We note that as $V(res_x(f_1,f_2))$ is a closed set containing $\pi(V(I))$, it must contain its closure, which by our earlier work is $V(I_1)$. If $V(I_1)\supset V(l_1,l_2)$ (this is the case when $l_1$ and $l_2$ have no common factors by a few applications of Krull's Height Theorem and a dimension argument, for instance), then we have item 3 under the additional assumption that $I_1$ is principal: $V(I_1)\supset V(l_1,l_2)$ means $V(res_x(f_1,f_2))=V(I_1)$, which means the radicals of the ideals $(res_x(f_1,f_2))$ and $I_1$ are equal. So $r^k\in (res_x(f_1,f_2))$ for some $k$.

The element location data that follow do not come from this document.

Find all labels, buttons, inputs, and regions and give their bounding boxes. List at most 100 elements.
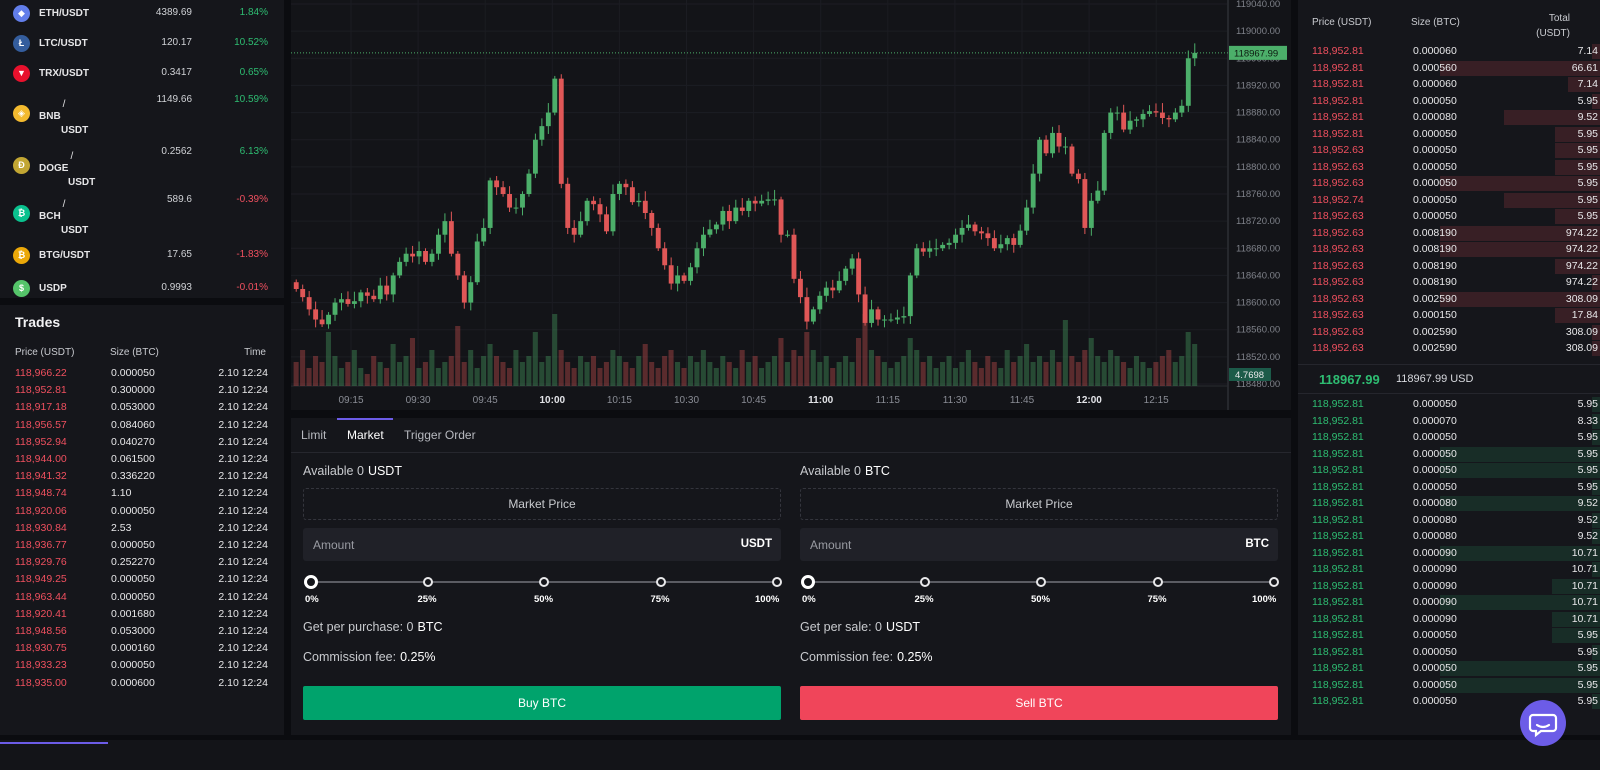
ask-row[interactable]: 118,952.63 0.008190 974.22: [1298, 275, 1600, 292]
market-row-btg[interactable]: ₿ BTG/USDT 17.65 -1.83%: [0, 242, 284, 272]
slider-mark-50[interactable]: [1036, 577, 1046, 587]
volume-bar: [429, 350, 435, 386]
bid-row[interactable]: 118,952.81 0.000090 10.71: [1298, 595, 1600, 612]
volume-bar: [500, 362, 506, 386]
bid-row[interactable]: 118,952.81 0.000090 10.71: [1298, 578, 1600, 596]
slider-mark-75[interactable]: [655, 577, 666, 587]
slider-mark-25[interactable]: [919, 577, 930, 587]
bid-row[interactable]: 118,952.81 0.000050 5.95: [1298, 397, 1600, 414]
slider-mark-50[interactable]: [539, 577, 549, 587]
candle-body: [526, 173, 532, 194]
volume-bar: [914, 350, 920, 386]
ask-row[interactable]: 118,952.81 0.000060 7.14: [1298, 77, 1600, 94]
volume-bar: [397, 362, 403, 386]
chat-support-button[interactable]: [1520, 700, 1566, 746]
bid-row[interactable]: 118,952.81 0.000050 5.95: [1298, 694, 1600, 711]
orderbook-total: 10.71: [1571, 563, 1598, 575]
market-row-doge[interactable]: Ð DOGE/ USDT 0.2562 6.13%: [0, 142, 284, 194]
bid-row[interactable]: 118,952.81 0.000090 10.71: [1298, 545, 1600, 563]
volume-bar: [474, 368, 480, 386]
ask-row[interactable]: 118,952.63 0.008190 974.22: [1298, 258, 1600, 276]
trade-size: 0.053000: [111, 625, 155, 637]
bid-row[interactable]: 118,952.81 0.000050 5.95: [1298, 677, 1600, 695]
candle-body: [397, 261, 403, 276]
market-row-eth[interactable]: ◆ ETH/USDT 4389.69 1.84%: [0, 0, 284, 30]
ask-row[interactable]: 118,952.81 0.000560 66.61: [1298, 60, 1600, 78]
sell-amount-input[interactable]: Amount BTC: [800, 528, 1278, 561]
trade-price: 118,956.57: [15, 418, 67, 431]
bid-row[interactable]: 118,952.81 0.000090 10.71: [1298, 562, 1600, 579]
orderbook-total: 66.61: [1571, 61, 1598, 74]
bid-row[interactable]: 118,952.81 0.000050 5.95: [1298, 430, 1600, 447]
trade-size: 0.000050: [111, 504, 155, 517]
bid-row[interactable]: 118,952.81 0.000050 5.95: [1298, 644, 1600, 662]
volume-bar: [293, 362, 299, 386]
bid-row[interactable]: 118,952.81 0.000050 5.95: [1298, 463, 1600, 480]
time-tick-label: 12:15: [1144, 395, 1169, 406]
bid-row[interactable]: 118,952.81 0.000050 5.95: [1298, 446, 1600, 464]
ask-row[interactable]: 118,952.63 0.008190 974.22: [1298, 225, 1600, 243]
ask-row[interactable]: 118,952.81 0.000060 7.14: [1298, 44, 1600, 61]
orderbook-price: 118,952.74: [1312, 193, 1364, 206]
volume-bar: [1179, 356, 1185, 386]
ask-row[interactable]: 118,952.63 0.000050 5.95: [1298, 209, 1600, 226]
ask-row[interactable]: 118,952.74 0.000050 5.95: [1298, 192, 1600, 210]
volume-bar: [455, 326, 461, 386]
slider-mark-25[interactable]: [422, 577, 433, 587]
buy-btc-button[interactable]: Buy BTC: [303, 686, 781, 720]
bid-row[interactable]: 118,952.81 0.000050 5.95: [1298, 479, 1600, 497]
volume-bar: [1036, 356, 1043, 386]
market-row-usdp[interactable]: $ USDP 0.9993 -0.01%: [0, 275, 284, 305]
ask-row[interactable]: 118,952.81 0.000080 9.52: [1298, 110, 1600, 127]
bid-row[interactable]: 118,952.81 0.000050 5.95: [1298, 628, 1600, 645]
slider-mark-100[interactable]: [772, 577, 782, 587]
ask-row[interactable]: 118,952.63 0.002590 308.09: [1298, 291, 1600, 309]
bid-row[interactable]: 118,952.81 0.000050 5.95: [1298, 661, 1600, 678]
market-row-bch[interactable]: ₿ BCH/ USDT 589.6 -0.39%: [0, 190, 284, 242]
ask-row[interactable]: 118,952.81 0.000050 5.95: [1298, 126, 1600, 144]
trade-price: 118,929.76: [15, 556, 67, 569]
ask-row[interactable]: 118,952.63 0.002590 308.09: [1298, 324, 1600, 342]
orderbook-total: 974.22: [1565, 226, 1598, 239]
volume-bar: [1127, 368, 1133, 386]
slider-mark-0[interactable]: [304, 575, 318, 589]
ask-row[interactable]: 118,952.63 0.002590 308.09: [1298, 341, 1600, 358]
orderbook-total: 308.09: [1565, 342, 1598, 354]
volume-bar: [558, 350, 564, 386]
trade-size: 0.336220: [111, 470, 155, 483]
market-row-trx[interactable]: ▼ TRX/USDT 0.3417 0.65%: [0, 60, 284, 90]
ltc-icon: Ł: [13, 35, 30, 52]
slider-label: 100%: [1252, 594, 1277, 605]
ask-row[interactable]: 118,952.63 0.000050 5.95: [1298, 176, 1600, 193]
doge-icon: Ð: [13, 157, 30, 174]
ask-row[interactable]: 118,952.63 0.000050 5.95: [1298, 159, 1600, 177]
slider-mark-0[interactable]: [801, 575, 815, 589]
bid-row[interactable]: 118,952.81 0.000090 10.71: [1298, 611, 1600, 629]
ask-row[interactable]: 118,952.63 0.000150 17.84: [1298, 308, 1600, 325]
bid-row[interactable]: 118,952.81 0.000070 8.33: [1298, 413, 1600, 431]
bid-row[interactable]: 118,952.81 0.000080 9.52: [1298, 512, 1600, 530]
depth-bar: [1504, 192, 1600, 208]
bid-row[interactable]: 118,952.81 0.000080 9.52: [1298, 496, 1600, 513]
ask-row[interactable]: 118,952.81 0.000050 5.95: [1298, 93, 1600, 111]
ask-row[interactable]: 118,952.63 0.000050 5.95: [1298, 143, 1600, 160]
slider-mark-75[interactable]: [1152, 577, 1163, 587]
sell-btc-button[interactable]: Sell BTC: [800, 686, 1278, 720]
orderbook-header-size: Size (BTC): [1411, 17, 1460, 28]
buy-amount-input[interactable]: Amount USDT: [303, 528, 781, 561]
tab-market[interactable]: Market: [347, 428, 384, 442]
candle-body: [1185, 58, 1191, 106]
price-chart[interactable]: 119040.00119000.00118960.00118920.001188…: [291, 0, 1291, 410]
slider-label: 25%: [417, 594, 437, 605]
price-tick-label: 119040.00: [1236, 0, 1280, 10]
bid-row[interactable]: 118,952.81 0.000080 9.52: [1298, 529, 1600, 546]
market-row-bnb[interactable]: ◈ BNB/ USDT 1149.66 10.59%: [0, 90, 284, 142]
candlestick-chart[interactable]: 119040.00119000.00118960.00118920.001188…: [291, 0, 1291, 410]
tab-limit[interactable]: Limit: [301, 428, 327, 442]
market-row-ltc[interactable]: Ł LTC/USDT 120.17 10.52%: [0, 30, 284, 60]
ask-row[interactable]: 118,952.63 0.008190 974.22: [1298, 242, 1600, 259]
depth-bar: [1440, 291, 1600, 307]
tab-trigger-order[interactable]: Trigger Order: [404, 428, 476, 442]
candle-body: [1172, 112, 1178, 120]
slider-mark-100[interactable]: [1269, 577, 1279, 587]
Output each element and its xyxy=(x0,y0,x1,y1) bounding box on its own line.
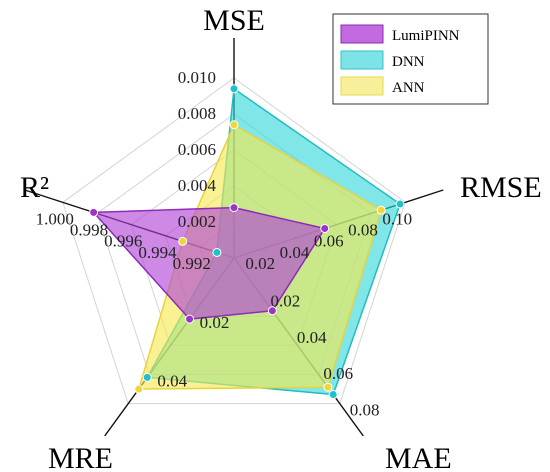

Thus under the conditions in your post and in the presence of item 1, we've proven item 2, and under the additional assumption that $V(l_1,l_2)\subset V(I_1)$ we've proven item 3. If it's not the case that $V(l_1,l_2)\subset V(I_1)$, item 3 could fail: even if $V(I_1)$ is principal, if $V(l_1,l_2)$ is codimension 1 in $\Bbb A^n$ and not a subset of $V(I_1)$, then $res_x(f_1,f_2)$ vanishes on it but $r$ doesn't. This happens when $n=1$, $f_1=yx$ and $f_2=yx^2+y-1$, for instance: $res_x(f_1,f_2)=y^2(y-1)$, while $I_1=(y-1)$ and no power of $y-1$ is in the ideal generated by $res_x(f_1,f_2)=y^2(y-1)$.
Determining when $I_1$ is principal seems to be rather difficult, and I don't have a full characterization to offer you (nor have I found anything in any of the references I consulted on this). For instance, consider $f_1=z^2+xyz$ and $f_2=yz$. We have $(f_1,f_2)\cap R = (yz,z^2)$ which is nonprincipal, though I imagine there are other examples where the coefficients of the highest powers of $x$ don't have any common factor. One potential (silly) answer is that if $n=1$, that is, we're working in $k[x,y]$, then $I\cap k[y]$ is principal because $k[y]$ is a PID, and perhaps this is what the text "... $R[x]$, where $R$ is itself a polynomial ring over a field" means. If "polynomial ring over a field" means any ring of the form $k[x_1,\cdots,x_n]$, then I think this question is rather difficult.